Karena itu, parpol maupun kontestan pemilu dilarang berkampanye di masjid. Selain berkampanye, lanjut JK, politisi juga dilarang membagikan amplop kepada jamaah demi meraup suara. "Memberikan amplop, (bisa) dianggap itu kampanye terselubunglah."
JK pun menyoroti kasus Ketua DPP PDIP Said Abdullah yang ketahuan bagi-bagi amplop berlogo partai kepada jamaah masjid di Sumenep, Jawa Timur. Meski merupakan kampanye terselubung, kata JK, tapi Bawaslu menyatakan kasus pembagian amplop itu bukan pelanggaran.
JK pun mengaku memahami mengapa Bawaslu sampai pada kesimpulan tersebut, yakni karena masa kampanye belum dimulai. Sebab, UU Pemilu hanya melarang penggunaan tempat ibadah untuk politik praktis saat masa kampanye. "Sekarang belum masa kampanye. Jadi tidak berlaku itu (ketentuan masa kampanye)."
Karena itu, Wakil Presiden RI ke-10 dan ke-12 RI itu khawatir politisi lain ikut-ikutan memanfaatkan celah hukum tersebut. “Ini orang bisa mengikuti celah-celah. Hukum mah begitu, ada celah-celah orang bisa masuk," ujarnya.
Bawaslu RI pada Kamis (6/4/2023) menyampaikan hasil penyelidikan atas kasus pembagian amplop berlogo PDIP dengan isi uang tunai Rp 300 ribu kepada jamaah di masjid di Sumenep. Bawaslu menyebut peristiwa itu terjadi di tiga masjid seusai Shalat Tarawih pada 24 Maret 2023. Uang berasal dari Ketua DPP PDIP Said Abdullah.

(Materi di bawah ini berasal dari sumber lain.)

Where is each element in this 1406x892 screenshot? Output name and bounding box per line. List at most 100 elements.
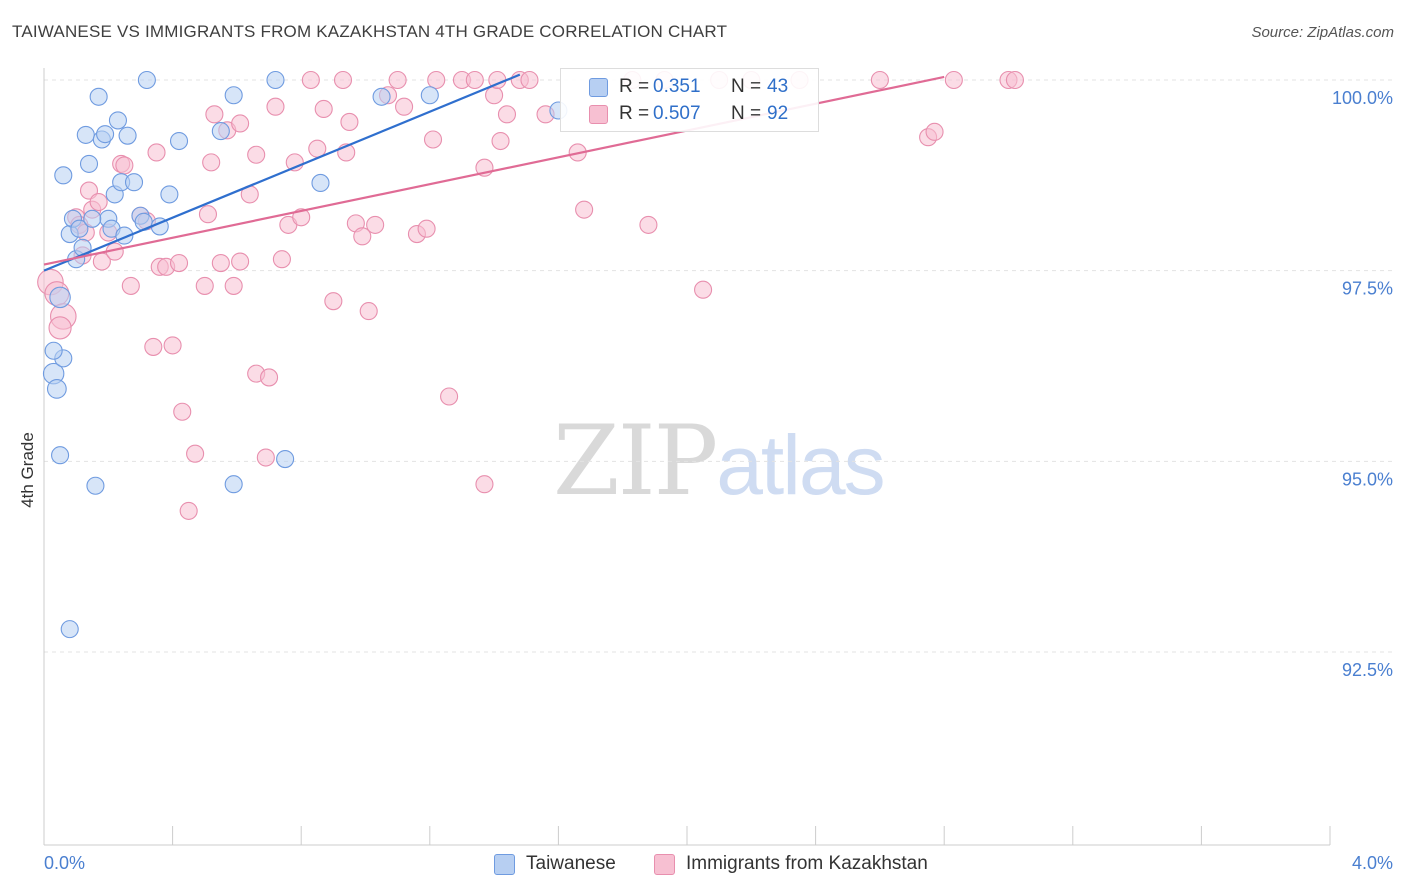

Kendati begitu, Bawaslu RI memutuskan bahwa kasus tersebut bukan pelanggaran ketentuan politik uang, tidak pula pelanggaran berpolitik di tempat ibadah, dan juga bukan pelanggaran aturan sosialisasi.

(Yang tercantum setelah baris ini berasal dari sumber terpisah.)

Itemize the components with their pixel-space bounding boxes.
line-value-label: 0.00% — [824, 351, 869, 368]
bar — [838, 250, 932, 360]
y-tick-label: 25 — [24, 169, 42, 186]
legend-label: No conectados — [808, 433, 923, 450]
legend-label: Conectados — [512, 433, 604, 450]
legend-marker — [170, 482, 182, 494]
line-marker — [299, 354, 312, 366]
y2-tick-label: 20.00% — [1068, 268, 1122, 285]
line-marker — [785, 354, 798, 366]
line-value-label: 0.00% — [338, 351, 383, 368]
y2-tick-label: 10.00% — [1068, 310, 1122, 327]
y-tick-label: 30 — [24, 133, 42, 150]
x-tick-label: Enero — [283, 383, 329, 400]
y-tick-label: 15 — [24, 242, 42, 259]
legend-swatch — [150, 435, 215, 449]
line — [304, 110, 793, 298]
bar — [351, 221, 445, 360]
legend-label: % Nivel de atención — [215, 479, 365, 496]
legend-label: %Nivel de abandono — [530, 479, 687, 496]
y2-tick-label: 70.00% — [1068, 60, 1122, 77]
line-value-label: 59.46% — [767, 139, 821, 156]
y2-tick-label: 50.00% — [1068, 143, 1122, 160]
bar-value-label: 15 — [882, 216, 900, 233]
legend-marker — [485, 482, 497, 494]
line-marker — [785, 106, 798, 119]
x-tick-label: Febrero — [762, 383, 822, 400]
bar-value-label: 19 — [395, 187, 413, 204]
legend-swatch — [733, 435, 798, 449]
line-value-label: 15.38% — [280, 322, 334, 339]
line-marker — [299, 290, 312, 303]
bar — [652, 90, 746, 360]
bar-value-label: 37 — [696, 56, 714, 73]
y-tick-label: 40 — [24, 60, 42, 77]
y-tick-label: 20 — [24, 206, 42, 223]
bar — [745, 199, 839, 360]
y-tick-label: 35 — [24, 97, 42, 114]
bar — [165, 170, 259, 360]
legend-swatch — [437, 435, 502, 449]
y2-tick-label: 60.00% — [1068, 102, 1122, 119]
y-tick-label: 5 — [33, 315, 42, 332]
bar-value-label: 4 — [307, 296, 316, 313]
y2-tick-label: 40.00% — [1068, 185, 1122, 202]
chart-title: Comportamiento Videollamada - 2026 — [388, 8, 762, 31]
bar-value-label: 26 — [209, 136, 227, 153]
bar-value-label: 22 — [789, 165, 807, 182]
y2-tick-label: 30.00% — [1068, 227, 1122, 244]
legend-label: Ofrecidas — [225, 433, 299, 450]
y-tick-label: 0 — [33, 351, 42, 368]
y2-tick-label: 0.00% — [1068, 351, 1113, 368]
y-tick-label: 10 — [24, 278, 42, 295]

Bawaslu menyatakan, kasus tersebut bukan pelanggaran politik uang dan berpolitik di tempat ibadah karena UU Pemilu hanya melarang kedua hal tersebut saat masa kampanye. Bukan pelanggaran masa sosialisasi karena Bawaslu menilai Said melakukan hal itu secara pribadi, bukan atas keputusan PDIP. Adapun ketentuan sosialisasi hanya bisa menjerat partai politik.